[BUG] Cannot clone object DataTypes_Auto_infer as the constructor either does not set or modifies parameter categorical_features
Describe the bug I am trying to stack 7 pretrained models (imported pkl files with pipeline) but I am facing below error when trying to invoke stack_models():
RuntimeError: Cannot clone object DataTypes_Auto_infer(categorical_features=[], display_types=False,
features_todrop=[], id_columns=[],
ml_usecase='classification', numerical_features=[],
target='claim', time_features=[]), as the constructor either does not set or modifies parameter categorical_features
The pretrained models are trained, tuned, and calibrated using pycaret if it makes any difference.
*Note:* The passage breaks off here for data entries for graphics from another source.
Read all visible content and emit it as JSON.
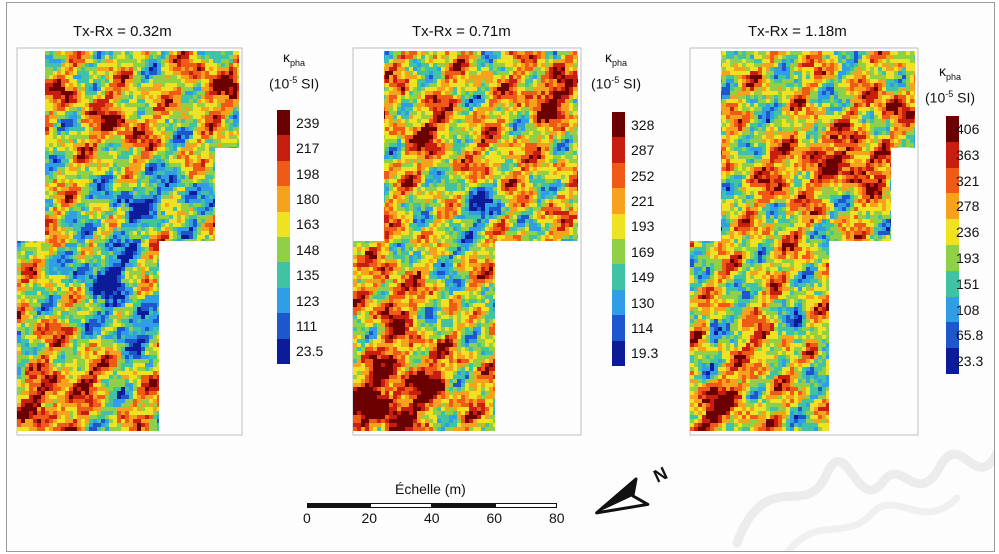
{
  "panels": [
    {
      "id": "p1",
      "title": "Tx-Rx = 0.32m",
      "legend_symbol": "κ",
      "legend_sub": "pha",
      "legend_units_prefix": "(10",
      "legend_units_exp": "-5",
      "legend_units_suffix": " SI)",
      "ticks": [
        "239",
        "217",
        "198",
        "180",
        "163",
        "148",
        "135",
        "123",
        "111",
        "23.5"
      ],
      "colors": [
        "#6b0000",
        "#c81e10",
        "#ef5a16",
        "#f7a21c",
        "#efe223",
        "#8fd046",
        "#3fc3a4",
        "#2f9ee6",
        "#1d56cd",
        "#0c1c98"
      ]
    },
    {
      "id": "p2",
      "title": "Tx-Rx = 0.71m",
      "legend_symbol": "κ",
      "legend_sub": "pha",
      "legend_units_prefix": "(10",
      "legend_units_exp": "-5",
      "legend_units_suffix": " SI)",
      "ticks": [
        "328",
        "287",
        "252",
        "221",
        "193",
        "169",
        "149",
        "130",
        "114",
        "19.3"
      ],
      "colors": [
        "#6b0000",
        "#c81e10",
        "#ef5a16",
        "#f7a21c",
        "#efe223",
        "#8fd046",
        "#3fc3a4",
        "#2f9ee6",
        "#1d56cd",
        "#0c1c98"
      ]
    },
    {
      "id": "p3",
      "title": "Tx-Rx = 1.18m",
      "legend_symbol": "κ",
      "legend_sub": "pha",
      "legend_units_prefix": "(10",
      "legend_units_exp": "-5",
      "legend_units_suffix": " SI)",
      "ticks": [
        "406",
        "363",
        "321",
        "278",
        "236",
        "193",
        "151",
        "108",
        "65.8",
        "23.3"
      ],
      "colors": [
        "#6b0000",
        "#c81e10",
        "#ef5a16",
        "#f7a21c",
        "#efe223",
        "#8fd046",
        "#3fc3a4",
        "#2f9ee6",
        "#1d56cd",
        "#0c1c98"
      ]
    }
  ],
  "scale_bar": {
    "title": "Échelle (m)",
    "ticks": [
      "0",
      "20",
      "40",
      "60",
      "80"
    ],
    "values": [
      0,
      20,
      40,
      60,
      80
    ]
  },
  "north_arrow": {
    "label": "N",
    "icon": "north-arrow-icon"
  }
}
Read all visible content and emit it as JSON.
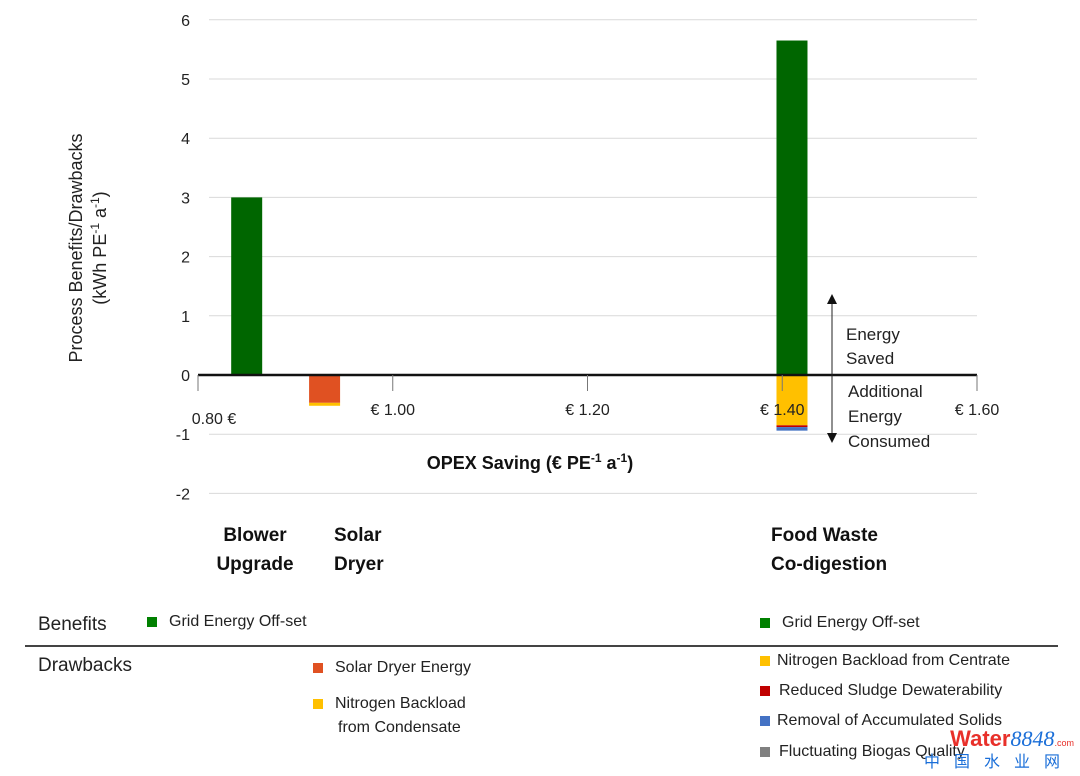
{
  "chart_data": {
    "type": "bar",
    "stacked": true,
    "title": "",
    "xlabel": "OPEX Saving  (€  PE⁻¹ a⁻¹)",
    "xlabel_parts": {
      "main": "OPEX Saving  (€  PE",
      "sup1": "-1",
      "mid": " a",
      "sup2": "-1",
      "end": ")"
    },
    "ylabel_line1": "Process Benefits/Drawbacks",
    "ylabel_line2_parts": {
      "main": "(kWh PE",
      "sup1": "-1",
      "mid": " a",
      "sup2": "-1",
      "end": ")"
    },
    "ylim": [
      -2,
      6
    ],
    "xlim": [
      0.8,
      1.6
    ],
    "yticks": [
      "6",
      "5",
      "4",
      "3",
      "2",
      "1",
      "0",
      "-1",
      "-2"
    ],
    "ytick_values": [
      6,
      5,
      4,
      3,
      2,
      1,
      0,
      -1,
      -2
    ],
    "xticks": [
      "0.80 €",
      "€ 1.00",
      "€ 1.20",
      "€ 1.40",
      "€ 1.60"
    ],
    "xtick_values": [
      0.8,
      1.0,
      1.2,
      1.4,
      1.6
    ],
    "grid": true,
    "categories": [
      "Blower Upgrade",
      "Solar Dryer",
      "Food Waste Co-digestion"
    ],
    "category_labels": [
      [
        "Blower",
        "Upgrade"
      ],
      [
        "Solar",
        "Dryer"
      ],
      [
        "Food Waste",
        "Co-digestion"
      ]
    ],
    "x": [
      0.85,
      0.93,
      1.41
    ],
    "series": [
      {
        "name": "Grid Energy Off-set",
        "color": "#006600",
        "values": [
          3.0,
          0,
          5.65
        ]
      },
      {
        "name": "Solar Dryer Energy",
        "color": "#e05122",
        "values": [
          0,
          -0.47,
          0
        ]
      },
      {
        "name": "Nitrogen Backload from Condensate",
        "color": "#ffc000",
        "values": [
          0,
          -0.05,
          0
        ]
      },
      {
        "name": "Nitrogen Backload from Centrate",
        "color": "#ffc000",
        "values": [
          0,
          0,
          -0.85
        ]
      },
      {
        "name": "Reduced Sludge Dewaterability",
        "color": "#c00000",
        "values": [
          0,
          0,
          -0.03
        ]
      },
      {
        "name": "Removal of Accumulated Solids",
        "color": "#4472c4",
        "values": [
          0,
          0,
          -0.06
        ]
      },
      {
        "name": "Fluctuating Biogas Quality",
        "color": "#808080",
        "values": [
          0,
          0,
          0
        ]
      }
    ],
    "annotations": {
      "up": [
        "Energy",
        "Saved"
      ],
      "down": [
        "Additional",
        "Energy",
        "Consumed"
      ]
    }
  },
  "legend": {
    "benefits_label": "Benefits",
    "drawbacks_label": "Drawbacks",
    "left_benefits": [
      {
        "label": "Grid Energy Off-set",
        "color": "#008000"
      }
    ],
    "mid_drawbacks": [
      {
        "label": "Solar Dryer Energy",
        "color": "#e05122"
      },
      {
        "label_line1": "Nitrogen Backload",
        "label_line2": "from Condensate",
        "color": "#ffc000"
      }
    ],
    "right_benefits": [
      {
        "label": "Grid Energy Off-set",
        "color": "#008000"
      }
    ],
    "right_drawbacks": [
      {
        "label": "Nitrogen Backload from Centrate",
        "color": "#ffc000"
      },
      {
        "label": "Reduced Sludge Dewaterability",
        "color": "#c00000"
      },
      {
        "label": "Removal of Accumulated Solids",
        "color": "#4472c4"
      },
      {
        "label": "Fluctuating Biogas Quality",
        "color": "#808080"
      }
    ]
  },
  "watermark": {
    "part1": "Water",
    "part2": "8848",
    "part3": ".com",
    "line2": "中国水业网"
  }
}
Data set has zero categorical values.
To Reproduce
print('Data Setup ...')
setup(
data=train_,
target=target_,
ignore_low_variance = True,
silent= True,
use_gpu = False,
normalize = True,
numeric_imputation = 'mean',
session_id = 202109, log_experiment = False)
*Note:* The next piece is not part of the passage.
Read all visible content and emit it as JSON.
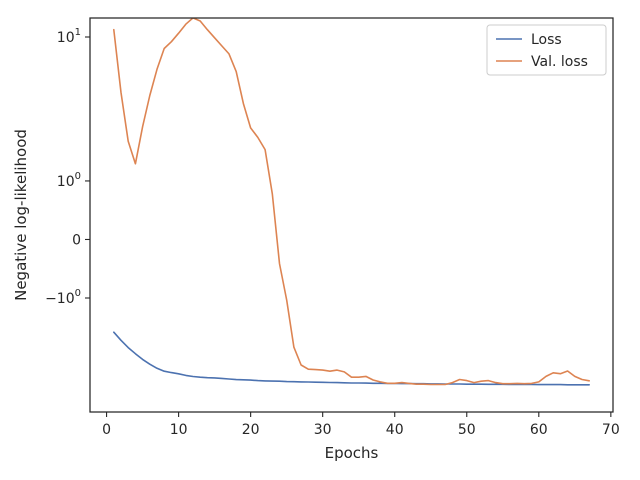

# Below is loaded successfully
print('Loading Models ...')
cat0 = load_model('../input/trained-models-0/finilized_model_catboost0')
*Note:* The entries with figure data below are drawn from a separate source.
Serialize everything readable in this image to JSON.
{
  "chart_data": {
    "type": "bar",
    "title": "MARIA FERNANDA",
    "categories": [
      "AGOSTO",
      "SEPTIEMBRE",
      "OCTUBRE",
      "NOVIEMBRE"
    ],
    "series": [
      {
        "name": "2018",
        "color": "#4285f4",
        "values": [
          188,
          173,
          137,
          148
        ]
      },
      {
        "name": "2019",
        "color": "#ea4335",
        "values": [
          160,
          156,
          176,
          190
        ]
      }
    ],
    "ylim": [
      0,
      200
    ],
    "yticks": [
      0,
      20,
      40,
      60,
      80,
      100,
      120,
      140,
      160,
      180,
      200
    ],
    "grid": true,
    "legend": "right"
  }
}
cat1 = load_model('../input/trained-models-0/finilized_model_catboost1')
lgbm0 = load_model('../input/trained-models-0/finilized_model_lightgbm0')
lgbm1 = load_model('../input/trained-models-0/finilized_model_lightgbm1')
lgbm2 = load_model('../input/trained-models-0/finilized_model_lightgbm2')
lgbm3 = load_model('../input/trained-models-0/finilized_model_lightgbm3')
lgbm4 = load_model('../input/trained-models-0/finilized_model_lightgbm4')
models_list=[cat0,cat1,lgbm0,lgbm1,lgbm2,lgbm3,lgbm4]
# Error is triggered when below is invoked
stacker = stack_models(
estimator_list = models_list,
fold=5,
restack=True,
choose_better=True,
optimize="AUC"
)
Expected behavior Stacker should run without errors
Additional context The error seems to be coming from /opt/conda/lib/python3.7/site-packages/sklearn/base.py . Below is the last stack trace.
/opt/conda/lib/python3.7/site-packages/sklearn/base.py in clone(estimator, safe)
96 raise RuntimeError('Cannot clone object %s, as the constructor '
97 'either does not set or modifies parameter %s' %
---> 98 (estimator, name))
99 return new_object
100
Versions
'2.3.3'
Update: The issue seems to happen if model is saved with default parameters. Good News: If I saved the model with parameter "model_only=True" I am able to import it and blend/stack it fine. Bad News: I have to retrain all the models again (I found a very influential feature during another round of EDA so I will have to retrain again anyway).
I will leave the issue open since it is still triggered if model is saved with default parameters (model + pipeline).
If you save the model using model_only=False (which is default), you also save a bunch of metadata along with the model. Hence when you load the model you get back the model along with metadata. Incase you only need the model you can do
pipeline = load_model('pickle_file.pkl')
model = pipeline.named_steps['trained_model']
or save the model with model_only=True in which case you lose the metadata.
The example above then become
# Below is loaded successfully
print('Loading Models ...')
cat0 = load_model('../input/trained-models-0/finilized_model_catboost0')
cat1 = load_model('../input/trained-models-0/finilized_model_catboost1')
models_list=[cat0.named_steps['trained_model'], cat1.named_steps['trained_model']]
# Error is triggered when below is invoked
stacker = stack_models(
estimator_list = models_list,
fold=5,
restack=True,
choose_better=True,
optimize="AUC"
)
@srikarplus, thank for the workaround!
The problem is that I intentionally set model_only=False because I wanted to reproduce exactly the whole pipeline.
It seems that it is actually a bug because the pipeline, as I understand, should be fittable (pipeline.fit(...)) right after loading. Thus, no metadata should break the pipeline execution. Isn't that right?